You may need to use figures or pseudocode in this section. If you use pseudocode to illustrate your solution, be sure to describe what the pseudocode does in English as well. The Design Description should be chunked into sections with subheadings and organized by design function or system module.

3.0 Conclusion
Evaluate your design in the Conclusion. Summarize design problems you solved,identify problems in your design, and justify why your design does not address these problems.

References
Document your sources, giving a list of all references (including personal communications). The style of your citations (references) and bibliography should be in IEEE format.

How do we evaluate your report?

Your report will be evaluated for content and writing fluency.
Some content considerations:

Is the design described unambiguously?
Does the design achieve design goals?
Are your design decisions well justified?
Do you fulfill all the design requirements?

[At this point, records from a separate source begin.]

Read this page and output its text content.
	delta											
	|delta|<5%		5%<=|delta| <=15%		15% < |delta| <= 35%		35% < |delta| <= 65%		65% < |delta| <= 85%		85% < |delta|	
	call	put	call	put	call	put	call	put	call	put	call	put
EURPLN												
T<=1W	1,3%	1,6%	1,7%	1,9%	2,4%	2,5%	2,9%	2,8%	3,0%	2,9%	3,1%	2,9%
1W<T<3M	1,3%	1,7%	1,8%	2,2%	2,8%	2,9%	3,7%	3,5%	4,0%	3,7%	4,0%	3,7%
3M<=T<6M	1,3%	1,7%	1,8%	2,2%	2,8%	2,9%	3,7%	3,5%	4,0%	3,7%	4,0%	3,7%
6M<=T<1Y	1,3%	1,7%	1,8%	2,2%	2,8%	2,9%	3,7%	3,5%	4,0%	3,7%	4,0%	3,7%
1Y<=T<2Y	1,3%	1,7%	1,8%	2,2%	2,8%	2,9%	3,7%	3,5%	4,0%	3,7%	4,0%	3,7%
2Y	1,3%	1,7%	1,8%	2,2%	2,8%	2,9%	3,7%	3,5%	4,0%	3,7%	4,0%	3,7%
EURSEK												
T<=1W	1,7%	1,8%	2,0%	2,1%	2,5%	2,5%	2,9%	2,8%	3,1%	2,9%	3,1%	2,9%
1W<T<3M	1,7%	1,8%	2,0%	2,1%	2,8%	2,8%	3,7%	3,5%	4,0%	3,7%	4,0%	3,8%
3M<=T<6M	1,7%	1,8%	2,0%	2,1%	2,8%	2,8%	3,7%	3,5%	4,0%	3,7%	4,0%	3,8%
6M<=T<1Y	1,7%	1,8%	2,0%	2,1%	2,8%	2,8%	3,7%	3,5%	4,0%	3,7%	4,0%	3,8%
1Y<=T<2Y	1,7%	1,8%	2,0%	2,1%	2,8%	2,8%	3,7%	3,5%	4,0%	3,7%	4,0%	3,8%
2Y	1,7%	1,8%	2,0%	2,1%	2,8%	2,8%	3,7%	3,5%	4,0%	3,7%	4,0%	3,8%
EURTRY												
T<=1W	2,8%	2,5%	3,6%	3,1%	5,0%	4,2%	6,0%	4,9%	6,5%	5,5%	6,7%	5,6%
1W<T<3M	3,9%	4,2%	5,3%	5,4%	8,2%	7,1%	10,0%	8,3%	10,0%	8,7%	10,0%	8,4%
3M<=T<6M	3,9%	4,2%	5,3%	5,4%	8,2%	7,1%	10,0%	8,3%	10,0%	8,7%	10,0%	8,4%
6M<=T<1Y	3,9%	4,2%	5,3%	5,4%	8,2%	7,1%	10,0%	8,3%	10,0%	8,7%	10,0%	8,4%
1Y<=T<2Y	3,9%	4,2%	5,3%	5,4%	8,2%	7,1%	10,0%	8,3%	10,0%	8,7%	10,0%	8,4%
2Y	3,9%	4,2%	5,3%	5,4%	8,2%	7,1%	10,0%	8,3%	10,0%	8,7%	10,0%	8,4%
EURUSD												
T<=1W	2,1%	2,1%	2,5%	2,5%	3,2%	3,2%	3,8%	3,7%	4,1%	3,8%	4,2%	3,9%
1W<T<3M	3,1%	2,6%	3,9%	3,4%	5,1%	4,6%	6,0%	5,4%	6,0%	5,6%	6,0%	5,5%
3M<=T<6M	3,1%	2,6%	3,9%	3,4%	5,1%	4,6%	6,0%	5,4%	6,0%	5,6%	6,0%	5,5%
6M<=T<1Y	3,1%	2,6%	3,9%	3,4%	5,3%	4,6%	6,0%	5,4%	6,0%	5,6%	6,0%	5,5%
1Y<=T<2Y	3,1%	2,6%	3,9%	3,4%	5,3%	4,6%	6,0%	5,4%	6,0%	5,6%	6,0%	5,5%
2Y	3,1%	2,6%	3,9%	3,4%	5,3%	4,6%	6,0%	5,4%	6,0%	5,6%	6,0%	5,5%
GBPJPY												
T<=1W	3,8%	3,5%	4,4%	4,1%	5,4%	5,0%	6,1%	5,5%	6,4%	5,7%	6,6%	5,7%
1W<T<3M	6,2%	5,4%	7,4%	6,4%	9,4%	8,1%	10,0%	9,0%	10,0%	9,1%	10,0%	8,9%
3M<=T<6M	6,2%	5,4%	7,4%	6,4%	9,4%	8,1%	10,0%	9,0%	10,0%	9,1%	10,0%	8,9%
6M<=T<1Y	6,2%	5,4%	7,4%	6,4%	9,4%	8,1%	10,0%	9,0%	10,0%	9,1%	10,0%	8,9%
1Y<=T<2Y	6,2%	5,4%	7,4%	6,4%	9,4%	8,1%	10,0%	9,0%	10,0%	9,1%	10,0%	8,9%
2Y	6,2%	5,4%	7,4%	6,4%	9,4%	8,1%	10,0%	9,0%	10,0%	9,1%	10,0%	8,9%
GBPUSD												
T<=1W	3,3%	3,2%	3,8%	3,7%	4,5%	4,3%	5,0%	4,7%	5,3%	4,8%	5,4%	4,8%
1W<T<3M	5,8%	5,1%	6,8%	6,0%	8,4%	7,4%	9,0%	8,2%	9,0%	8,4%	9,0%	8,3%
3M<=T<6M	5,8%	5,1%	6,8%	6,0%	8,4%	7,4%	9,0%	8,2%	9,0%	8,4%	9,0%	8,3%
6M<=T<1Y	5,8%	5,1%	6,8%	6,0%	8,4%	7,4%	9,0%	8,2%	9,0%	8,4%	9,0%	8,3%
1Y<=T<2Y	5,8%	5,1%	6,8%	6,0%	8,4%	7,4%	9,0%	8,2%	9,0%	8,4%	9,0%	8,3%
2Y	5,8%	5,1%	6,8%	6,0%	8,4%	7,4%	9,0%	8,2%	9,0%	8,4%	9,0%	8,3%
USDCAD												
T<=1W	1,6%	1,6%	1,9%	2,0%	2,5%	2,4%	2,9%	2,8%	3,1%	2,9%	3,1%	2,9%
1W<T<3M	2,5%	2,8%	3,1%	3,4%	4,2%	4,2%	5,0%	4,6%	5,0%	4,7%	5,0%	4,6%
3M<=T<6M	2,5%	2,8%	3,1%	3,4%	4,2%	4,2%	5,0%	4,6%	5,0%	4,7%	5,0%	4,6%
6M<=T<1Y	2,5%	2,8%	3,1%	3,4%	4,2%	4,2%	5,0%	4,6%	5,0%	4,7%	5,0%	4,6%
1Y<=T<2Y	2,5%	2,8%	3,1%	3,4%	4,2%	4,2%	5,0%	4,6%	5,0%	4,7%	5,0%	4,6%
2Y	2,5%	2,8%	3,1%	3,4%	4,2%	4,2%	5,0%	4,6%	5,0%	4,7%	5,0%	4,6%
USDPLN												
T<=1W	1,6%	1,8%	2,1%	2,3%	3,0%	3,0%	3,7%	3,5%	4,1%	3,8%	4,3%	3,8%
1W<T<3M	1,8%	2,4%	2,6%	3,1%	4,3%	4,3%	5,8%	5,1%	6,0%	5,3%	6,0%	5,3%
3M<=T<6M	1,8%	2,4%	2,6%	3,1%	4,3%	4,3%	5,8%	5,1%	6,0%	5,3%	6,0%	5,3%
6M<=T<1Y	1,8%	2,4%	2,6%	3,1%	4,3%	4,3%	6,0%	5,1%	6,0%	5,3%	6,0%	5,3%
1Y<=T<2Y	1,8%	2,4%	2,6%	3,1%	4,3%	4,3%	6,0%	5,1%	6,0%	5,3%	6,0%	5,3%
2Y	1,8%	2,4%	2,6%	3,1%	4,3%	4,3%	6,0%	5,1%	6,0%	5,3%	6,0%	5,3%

Some writing considerations:

Is the report well-organized within and across sections?
Is it professionally presented?
Are text and figures integrated?
Is the writing clear?

Collaboration

On this project, you will work in teams of 3 students. Send your list of team members to your recitation instructor via email by 11:59 PM on April 5.

Tasks and Due Dates

Design proposal (800 words or less, approx. 2 pages). Due: April 13, 2004.
This should be a concise summary of your design choices and of the overall system design. Also, if any of your design decisions are "unusual" (particularly creative, experimental, or risky, or specifically warned against in the assignment), it would be wise to describe them here.
Executive summary (1200 words or less, approx. 3 pages). Due: May 6, 2004.
The executive summary should be submitted with your full report.
Detailed technical report (5000 words or less, approx. 12 pages). Due: May 6, 2004.
The first three pages of your report include your executive summary. That is, the total number of pages should be 3+9 = 12, not 3+12 = 15.
a presentation on May 11th (details will be given as the date approaches).

Please use 1-inch margins and use single-sided printing. Include your name on each page of your report (the footer is a good place to add your name). Remember to use diagrams where appropriate.